First of all, it is more than just a trailer hitch. All of them provide the wiring needed for trailer lights and brakes. And usually it will include a larger transmission cooler. The higher levels of towing package will include a larger alternator, radiator, transmission cooler, and an in dash brake controller. Some will also include suspension modifications, and link the trailer brakes with your SUV’s anti lock brake system and stability control. I wouldn’t buy anything without some sort of trailering package. Don’t forget that once you own a Truck or SUV, everyone asks you to help move. Better be prepared.
Jenny Asks: You have talked in the past about using smells to find car problems. How do I know my car’s “wet dog” smell is bad or not?
Mike: If your car or truck is giving off a funny smell, follow your nose and locate the source of the aroma. Bad smells can be Junior’s banana under the seat, or something that can cause possible health problem or an expensive repair. In all cases, the faster you find it the better.
The most common is a musty or dirty socks smell when your AC starts up after sitting.
This is from bacteria growing in the evaporator case under the dash. Moisture naturally collects on the cold air-conditioning evaporator, and if any debris makes its way into the intake vent, it becomes a science project after siting in water. Your air intake is located outside at the base of the windshield on the passenger side. Near where the wiper arms connect. If you park near a tree, leaves, sticks, and acorns usually cause the worst problems. Try to clean the grate every few weeks.

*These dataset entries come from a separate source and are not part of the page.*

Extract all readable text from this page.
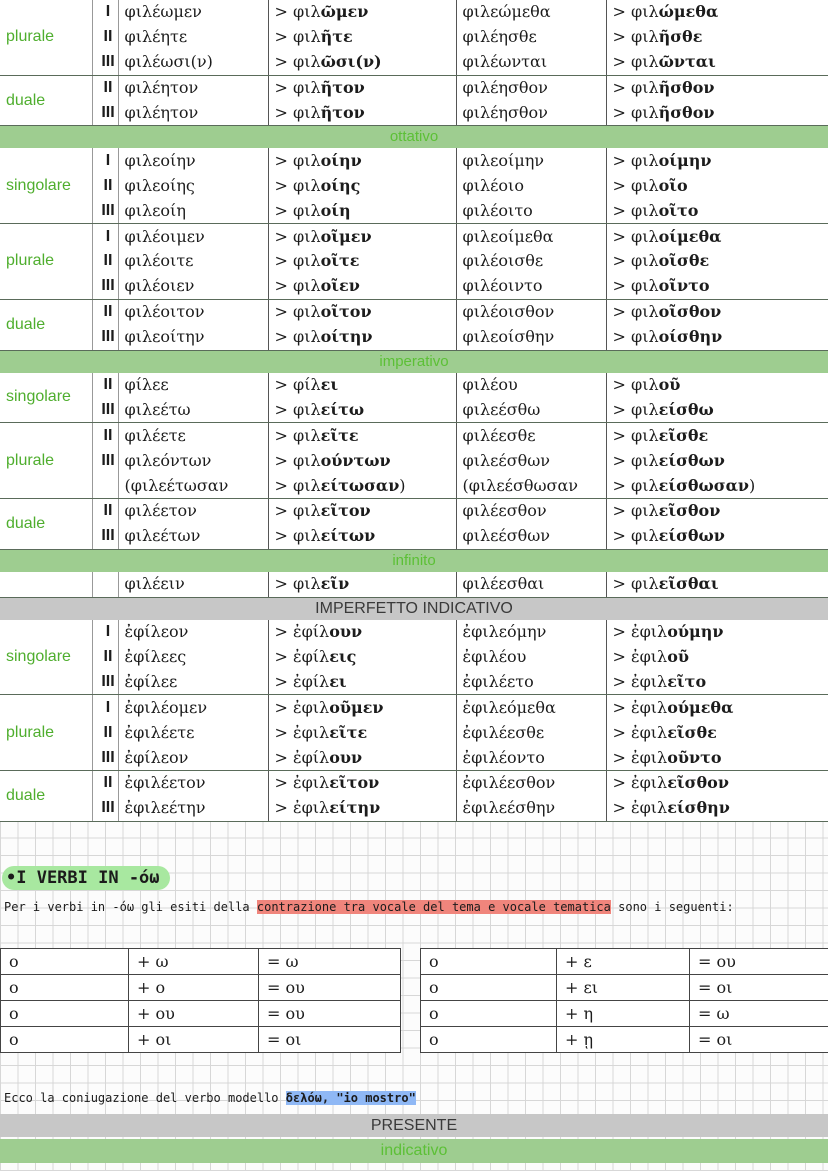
plurale	I	φιλέωμεν	> φιλῶμεν	φιλεώμεθα	> φιλώμεθα
	II	φιλέητε	> φιλῆτε	φιλέησθε	> φιλῆσθε
	III	φιλέωσι(ν)	> φιλῶσι(ν)	φιλέωνται	> φιλῶνται
duale	II	φιλέητον	> φιλῆτον	φιλέησθον	> φιλῆσθον
	III	φιλέητον	> φιλῆτον	φιλέησθον	> φιλῆσθον
ottativo					
singolare	I	φιλεοίην	> φιλοίην	φιλεοίμην	> φιλοίμην
	II	φιλεοίης	> φιλοίης	φιλέοιο	> φιλοῖο
	III	φιλεοίη	> φιλοίη	φιλέοιτο	> φιλοῖτο
plurale	I	φιλέοιμεν	> φιλοῖμεν	φιλεοίμεθα	> φιλοίμεθα
	II	φιλέοιτε	> φιλοῖτε	φιλέοισθε	> φιλοῖσθε
	III	φιλέοιεν	> φιλοῖεν	φιλέοιντο	> φιλοῖντο
duale	II	φιλέοιτον	> φιλοῖτον	φιλέοισθον	> φιλοῖσθον
	III	φιλεοίτην	> φιλοίτην	φιλεοίσθην	> φιλοίσθην
imperativo					
singolare	II	φίλεε	> φίλει	φιλέου	> φιλοῦ
	III	φιλεέτω	> φιλείτω	φιλεέσθω	> φιλείσθω
plurale	II	φιλέετε	> φιλεῖτε	φιλέεσθε	> φιλεῖσθε
	III	φιλεόντων	> φιλούντων	φιλεέσθων	> φιλείσθων
		(φιλεέτωσαν	> φιλείτωσαν)	(φιλεέσθωσαν	> φιλείσθωσαν)
duale	II	φιλέετον	> φιλεῖτον	φιλέεσθον	> φιλεῖσθον
	III	φιλεέτων	> φιλείτων	φιλεέσθων	> φιλείσθων
infinito					
		φιλέειν	> φιλεῖν	φιλέεσθαι	> φιλεῖσθαι
IMPERFETTO INDICATIVO					
singolare	I	ἐφίλεον	> ἐφίλουν	ἐφιλεόμην	> ἐφιλούμην
	II	ἐφίλεες	> ἐφίλεις	ἐφιλέου	> ἐφιλοῦ
	III	ἐφίλεε	> ἐφίλει	ἐφιλέετο	> ἐφιλεῖτο
plurale	I	ἐφιλέομεν	> ἐφιλοῦμεν	ἐφιλεόμεθα	> ἐφιλούμεθα
	II	ἐφιλέετε	> ἐφιλεῖτε	ἐφιλέεσθε	> ἐφιλεῖσθε
	III	ἐφίλεον	> ἐφίλουν	ἐφιλέοντο	> ἐφιλοῦντο
duale	II	ἐφιλέετον	> ἐφιλεῖτον	ἐφιλέεσθον	> ἐφιλεῖσθον
	III	ἐφιλεέτην	> ἐφιλείτην	ἐφιλεέσθην	> ἐφιλείσθην
•I VERBI IN -όω
Per i verbi in -όω gli esiti della contrazione tra vocale del tema e vocale tematica sono i seguenti:
ο	+ ω	= ω
ο	+ ο	= ου
ο	+ ου	= ου
ο	+ οι	= οι
ο	+ ε	= ου
ο	+ ει	= οι
ο	+ η	= ω
ο	+ ῃ	= οι
Ecco la coniugazione del verbo modello δελόω, "io mostro"
PRESENTE
indicativo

Now, this junk can clog the drain for the evaporator. Thus usually causes wet carpets on the passenger floorboard. This can smell pretty bad too. Usually you can inject a disinfectant into the evaporator case to kill the bacteria. In the old days, I used Lysol. There are special treatments for it now.
Honda AC woes: Chuck writes: I have an 84K mile 2014 Honda Pilot that had an AC compressor fail last January. Since then, I have had it fail again. It starts by getting noisy and a week later, it quits cooling. My repair guy has been great and replaced it under warranty, but I (We) can’t keep doing this. It is starting to make noise. What can I do?
Mike: It the shop is using OEM compressors then most likely the issue is metal particles embedded in the rubber hoses shaking loose and damaging the compressor. Even though your tech is flushing the system, the rubber hoses are holding the metal particles and releasing them with vibration. Think of it like splinters in your skin coming loose after time. These particles travel through the system and damage the new compressor. Have them replace the hoses this time and see if that helps. Adding an in-line filter will also help.
Dennis writes; I have been looking at new cars and they all seem to have electric power steering. To me, they steer funny, and I can’t seem to get used to it. Is this a thing of the future?
Mike: Yes it is. It is a fuel economy issue, and you might as well get used to it. And, with the stop-start feature in new cars, it is the only way to handle steering with the engine off.
Jason has a 2004 Dodge Dakota with a Magnum V8 that he just loves. The problem is that he had to replace the differential and now, after 38k miles, it is getting noisy again. Is there some way to get them to last longer?
Mike: Those V8’s had a ton of power, and most folks didn’t change the fluid at the 15k intervals required by the factory. I recommend using Synthetic fluid and adding PolyDyn TX7 additive. This should solve your problem.